An ultrathin layer of hexagonal boron nitride (hBN), also known as white graphene, can be layered between calcium-silicates to make a ceramic material that is both tough and durable, as well as resistant to heat and radiation. The new materials shows potential for nuclear industry, oil and gas, aerospace applications. This novel material is the result of research at Rice University.
Stronger and stiffer
The result of adding hBN is a bilayer crystal where hBN is integrated into the system, not just loosely connect to the host material. The new material was found to be three times stronger and about 25 percent stiffer with the addition of hBN.
The form of ceramic the lab studied, known as tobermorite, tends to self-assemble in layers of calcium and oxygen held together by silicate chains as it dries into hardened cement. A molecular-scale study showed that hBN mixes well with tobermorite, slips into the spaces between the layers as the boron and oxygen atoms bind and buckles the flat hBN sheets.
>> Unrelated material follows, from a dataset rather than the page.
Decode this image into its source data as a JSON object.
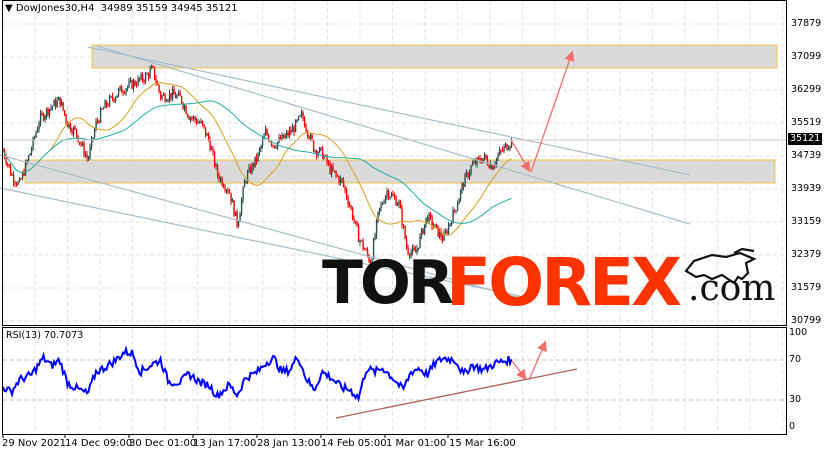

This accordion-like buckling is due to the chemical affinity and charge transfer between the boron atoms and tobermorite that stabilizes the composite and gives it high strength and toughness, properties that usually trade off against each other in engineered materials, according to researchers. The explanation appears to be a two-phase mechanism that takes place when the hBN layers are subjected to strain or stress.